Sesosok wanita berambut merah memandang dua pemuda yang baru saja meninggalkan nisannya dari kejauhan. Jari-jari lentik memegang sebuket bunga lily. Senyum terukir di wajah cantiknya.

"Berbahagialah, Seijuuro..."

Semilir angin bertiup, membisikkan sebaris kalimat di telinga sang putra, membuat langkah kakinya terhenti. Kepala ia tolehkan ke belakang, memandang ke arah nisan sang Ibu tercinta.

"Sei-kun?
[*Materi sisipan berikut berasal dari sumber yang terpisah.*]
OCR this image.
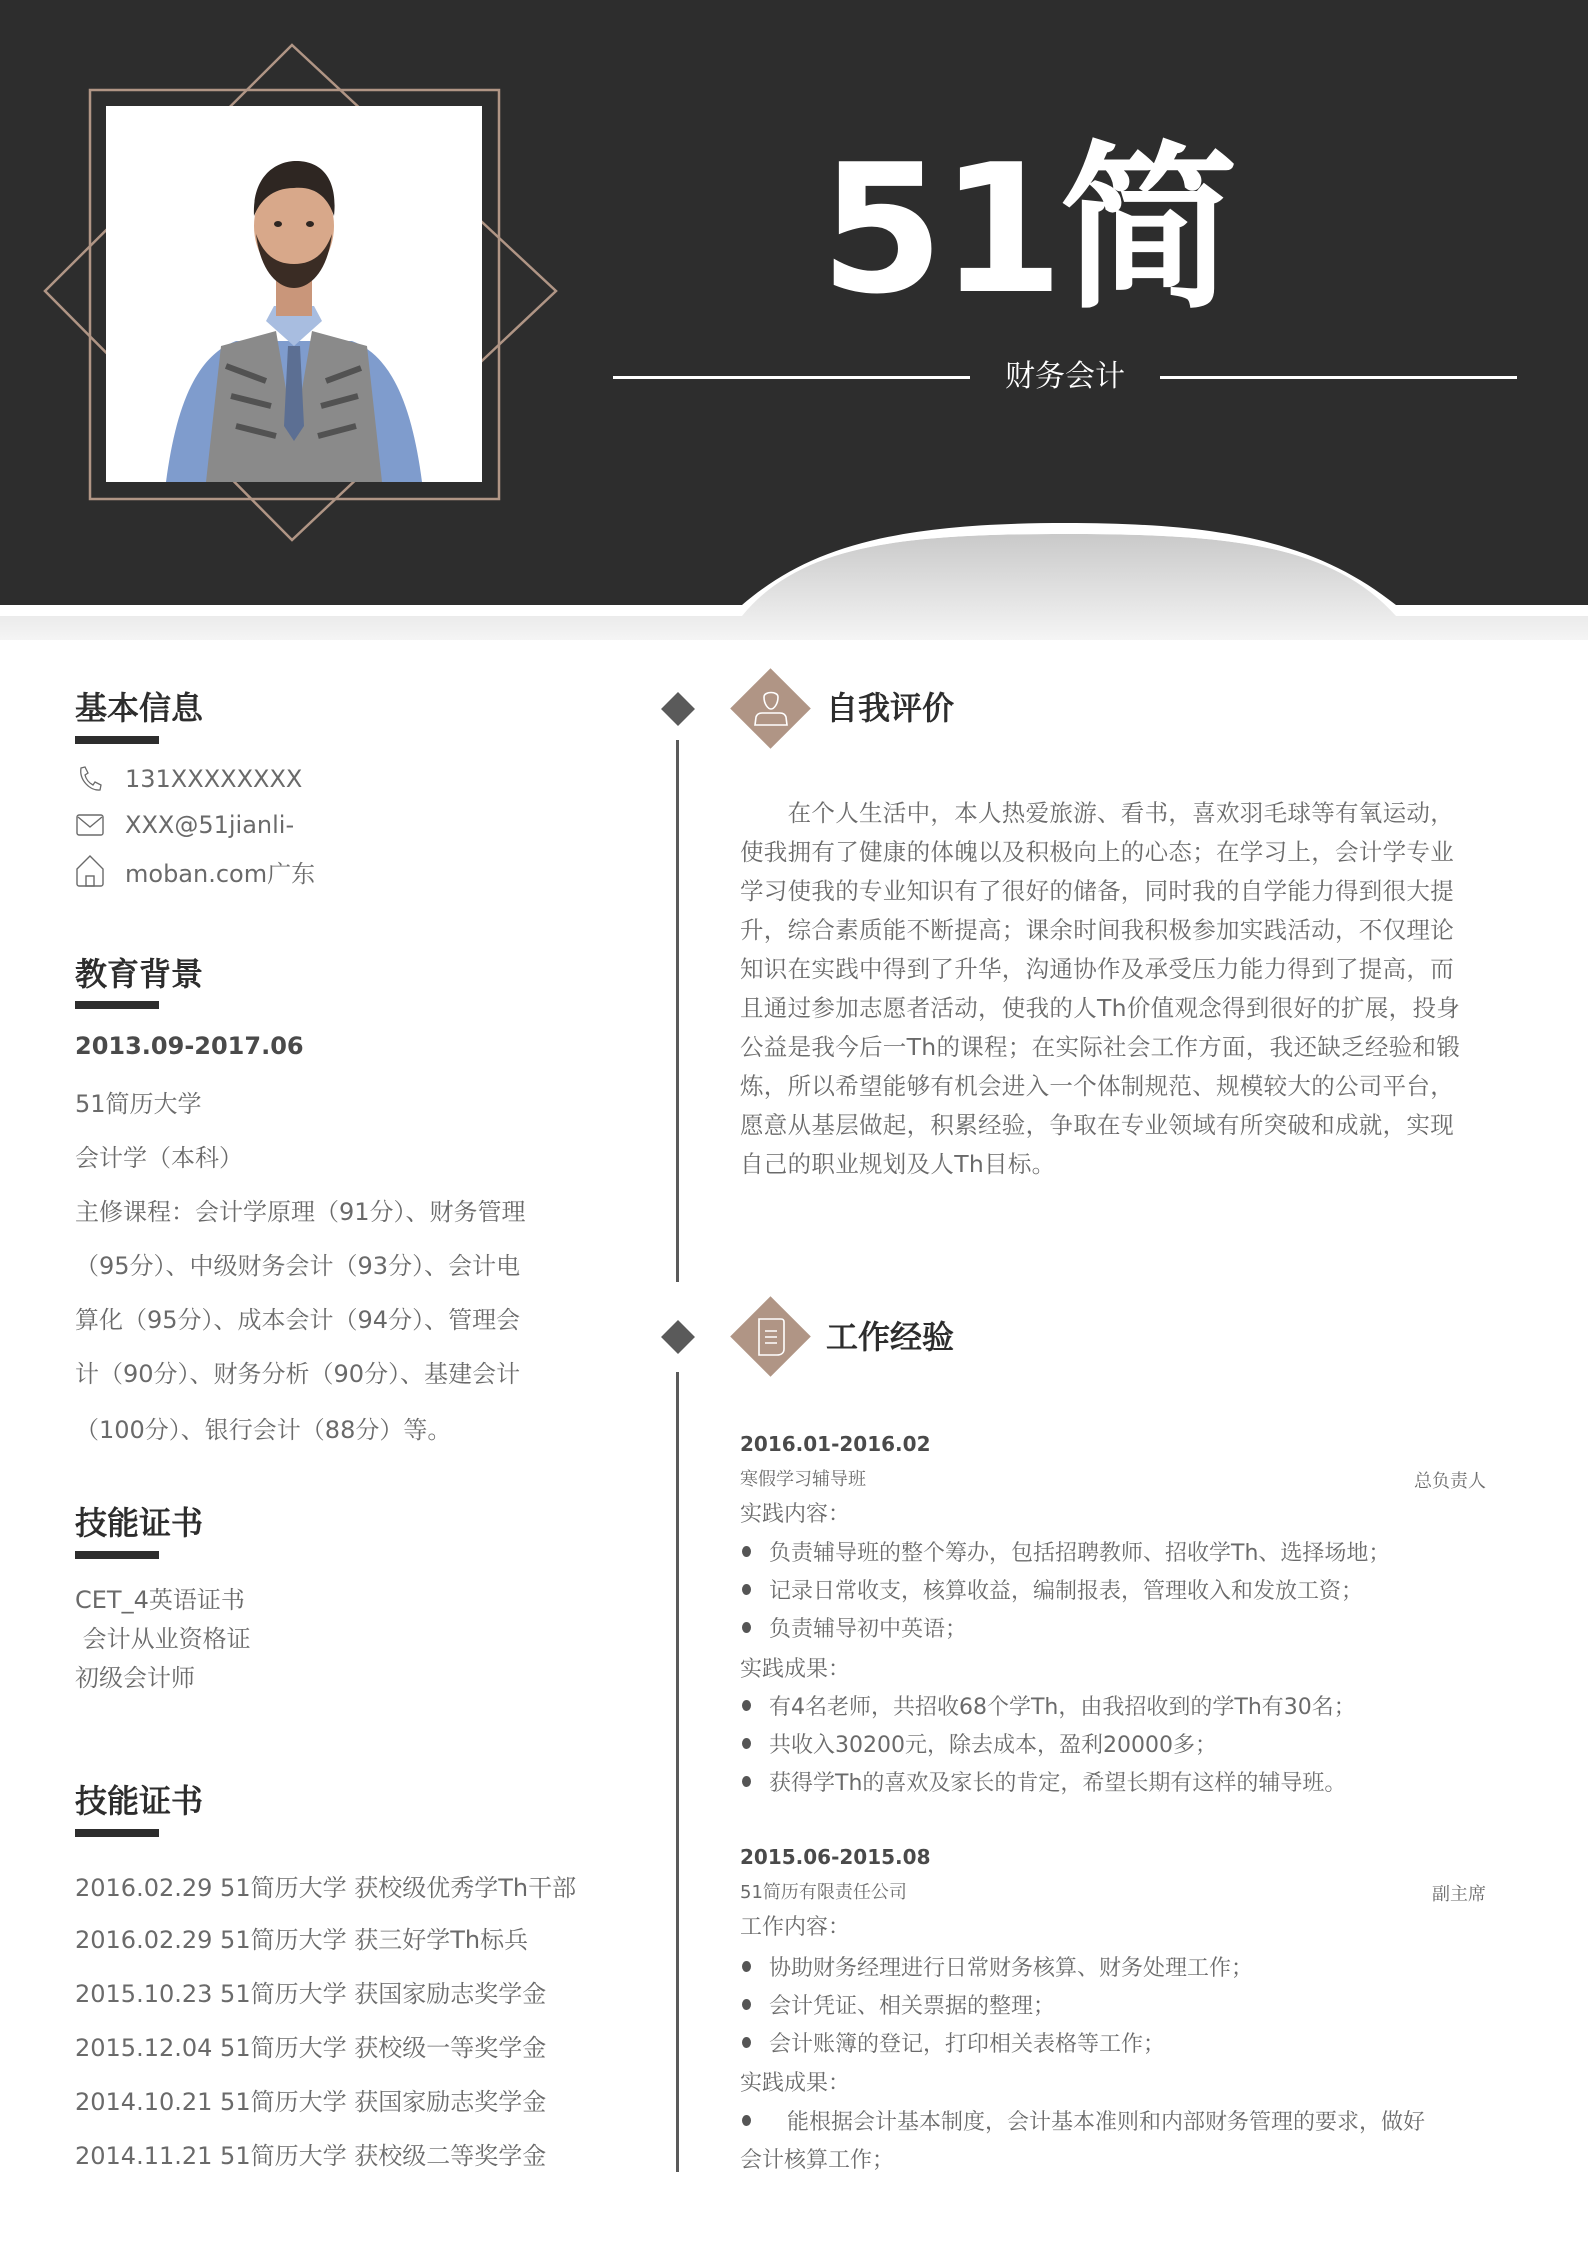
51简
财务会计
基本信息
131XXXXXXXX
XXX@51jianli-
moban.com广东
教育背景
2013.09-2017.06
51简历大学
会计学（本科）
主修课程：会计学原理（91分）、财务管理
（95分）、中级财务会计（93分）、会计电
算化（95分）、成本会计（94分）、管理会
计（90分）、财务分析（90分）、基建会计
（100分）、银行会计（88分）等。
技能证书
CET_4英语证书
会计从业资格证
初级会计师
技能证书
2016.02.29 51简历大学 获校级优秀学Th干部
2016.02.29 51简历大学 获三好学Th标兵
2015.10.23 51简历大学 获国家励志奖学金
2015.12.04 51简历大学 获校级一等奖学金
2014.10.21 51简历大学 获国家励志奖学金
2014.11.21 51简历大学 获校级二等奖学金
自我评价
　　在个人生活中，本人热爱旅游、看书，喜欢羽毛球等有氧运动，
使我拥有了健康的体魄以及积极向上的心态；在学习上，会计学专业
学习使我的专业知识有了很好的储备，同时我的自学能力得到很大提
升，综合素质能不断提高；课余时间我积极参加实践活动，不仅理论
知识在实践中得到了升华，沟通协作及承受压力能力得到了提高，而
且通过参加志愿者活动，使我的人Th价值观念得到很好的扩展，投身
公益是我今后一Th的课程；在实际社会工作方面，我还缺乏经验和锻
炼，所以希望能够有机会进入一个体制规范、规模较大的公司平台，
愿意从基层做起，积累经验，争取在专业领域有所突破和成就，实现
自己的职业规划及人Th目标。
工作经验
2016.01-2016.02
寒假学习辅导班	总负责人
实践内容：
负责辅导班的整个筹办，包括招聘教师、招收学Th、选择场地；
记录日常收支，核算收益，编制报表，管理收入和发放工资；
负责辅导初中英语；
实践成果：
有4名老师，共招收68个学Th，由我招收到的学Th有30名；
共收入30200元，除去成本，盈利20000多；
获得学Th的喜欢及家长的肯定，希望长期有这样的辅导班。
2015.06-2015.08
51简历有限责任公司	副主席
工作内容：
协助财务经理进行日常财务核算、财务处理工作；
会计凭证、相关票据的整理；
会计账簿的登记，打印相关表格等工作；
实践成果：
能根据会计基本制度，会计基本准则和内部财务管理的要求，做好
会计核算工作；
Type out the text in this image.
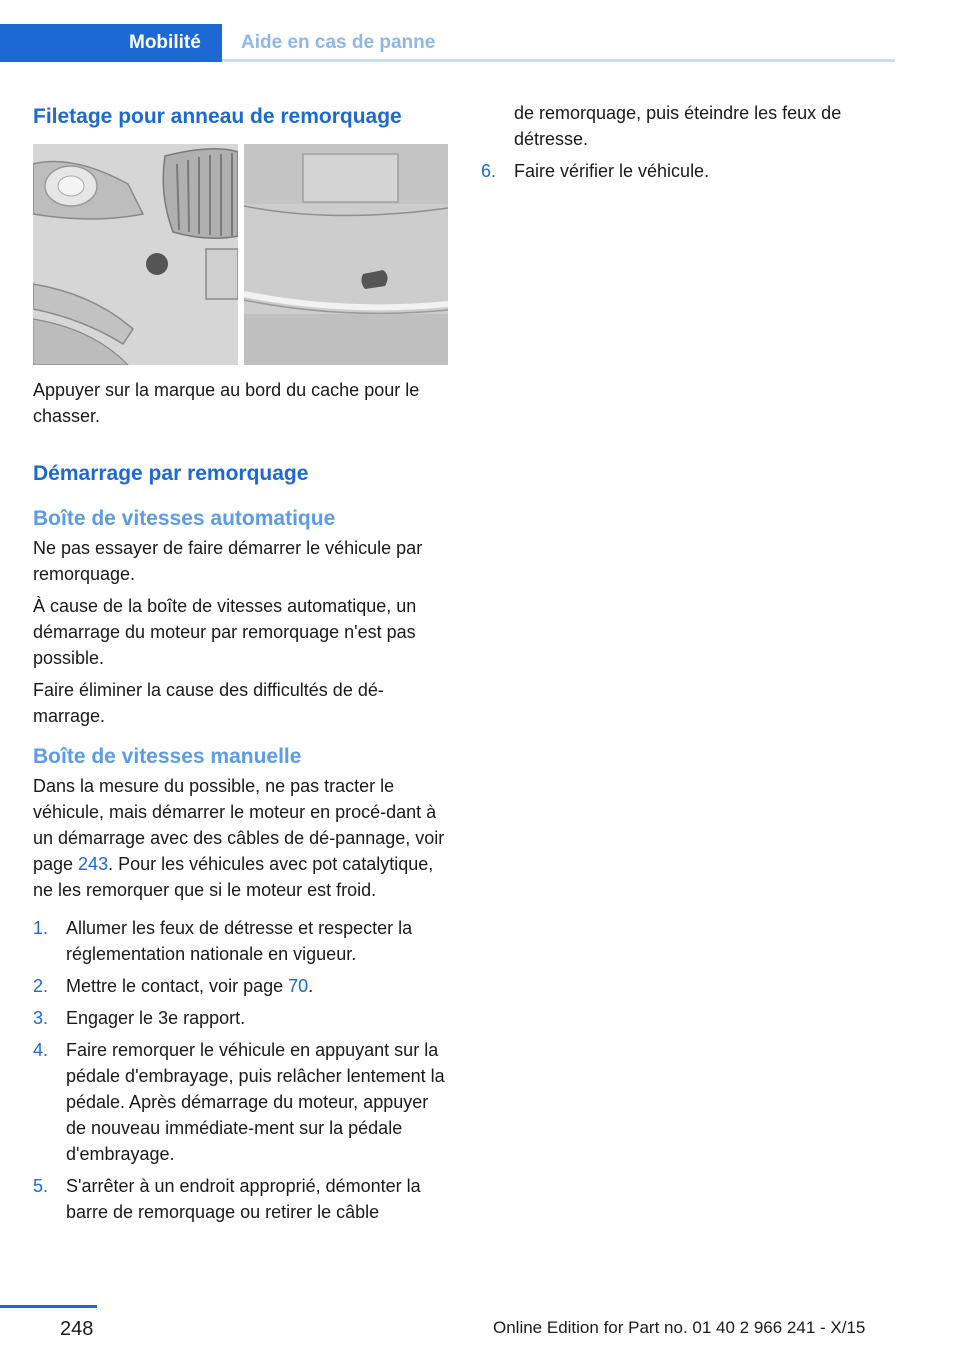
Mobilité	Aide en cas de panne
Filetage pour anneau de remorquage

Appuyer sur la marque au bord du cache pour le chasser.

Démarrage par remorquage
Boîte de vitesses automatique

Ne pas essayer de faire démarrer le véhicule par remorquage.

À cause de la boîte de vitesses automatique, un démarrage du moteur par remorquage n'est pas possible.

Faire éliminer la cause des difficultés de dé‐marrage.

Boîte de vitesses manuelle

Dans la mesure du possible, ne pas tracter le véhicule, mais démarrer le moteur en procé‐dant à un démarrage avec des câbles de dé‐pannage, voir page 243. Pour les véhicules avec pot catalytique, ne les remorquer que si le moteur est froid.

1. Allumer les feux de détresse et respecter la réglementation nationale en vigueur.
2. Mettre le contact, voir page 70.
3. Engager le 3e rapport.
4. Faire remorquer le véhicule en appuyant sur la pédale d'embrayage, puis relâcher lentement la pédale. Après démarrage du moteur, appuyer de nouveau immédiate‐ment sur la pédale d'embrayage.
5. S'arrêter à un endroit approprié, démonter la barre de remorquage ou retirer le câble
de remorquage, puis éteindre les feux de détresse.
6. Faire vérifier le véhicule.
248	Online Edition for Part no. 01 40 2 966 241 - X/15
Ada apa?" kepala biru ikut menoleh ke belakang, penasaran.

Sudut bibirnya tertarik ke atas, kemudian ia kembali menggandeng kekasihnya berjalan.

"...Tidak, tidak ada apa-apa."

.

.

.

.

.

.

.

"Terima kasih...Ibu."

FIN


Author's note :

Haloooo ketemu lagi dengan saya^^ Ini fanfiksi kedua saya, yang sebenarnya diketik pertama kali sebelum Innocent, tapi selesainya belakangan hehehe.

Di cerita ini saya pakai sistem perkuliahan yang ada di Indonesia, seperti ada OSPEK dan KKN (Kuliah Kerja Nyata). Sengaja, karena bayangin AkaKuro diospek dan kkn bareng kayaknya gimanaa gitu x'D

Akhir kata, terima kasih kepada semua readers yang sudah membaca cerita ini sampai selesai #bearhug

Sampai ketemu lagi!

.

.

.

.

.

.

.

.

.

.

.

.

.

.

.

.

.

.

.

OMAKE

"Sei-kun, tadi kamu lihat apa ke belakang?"

"Hm...aku mendengar ada yang memanggil, soalnya." jawab Seijuuro kalem.

"...eh?" Tetsuya terbelalak horor. Ia yakin, tadi di sana hanya ada dirinya dan Seijuuro...

"Sei-kun, jangan bercanda. Tidak lucu."

"Lho, aku tidak bercanda, Tetsuya. Tadi ada wanita cantik yang tersenyum ke arahku." Seijuuro membalas dengan serius. Namun sebenarnya dalam hati menyeringai jahil.

"..."

"Kau takut?"

"Ap—siapa yang takut!" balas Tetsuya cepat, namun tangannya meremas kuat lengan Seijuuro.

"Tenang saja, Tetsuya tak perlu takut. Mau kuajari bagaimana caranya mengusir hantu?"

"Bagaimana?"

Mangsa berhasil terpancing. Kali ini seringainya tak bisa disembunyikan lagi.

"Jawabannya akan kau temukan di kamarku."

Begitulah, tanpa diberi kesempatan merespon, Tetsuya langsung diboyong pergi ke apartemen si merah saat itu juga untuk melakukan 'ritual' pengusiran hantu versi Seijuuro.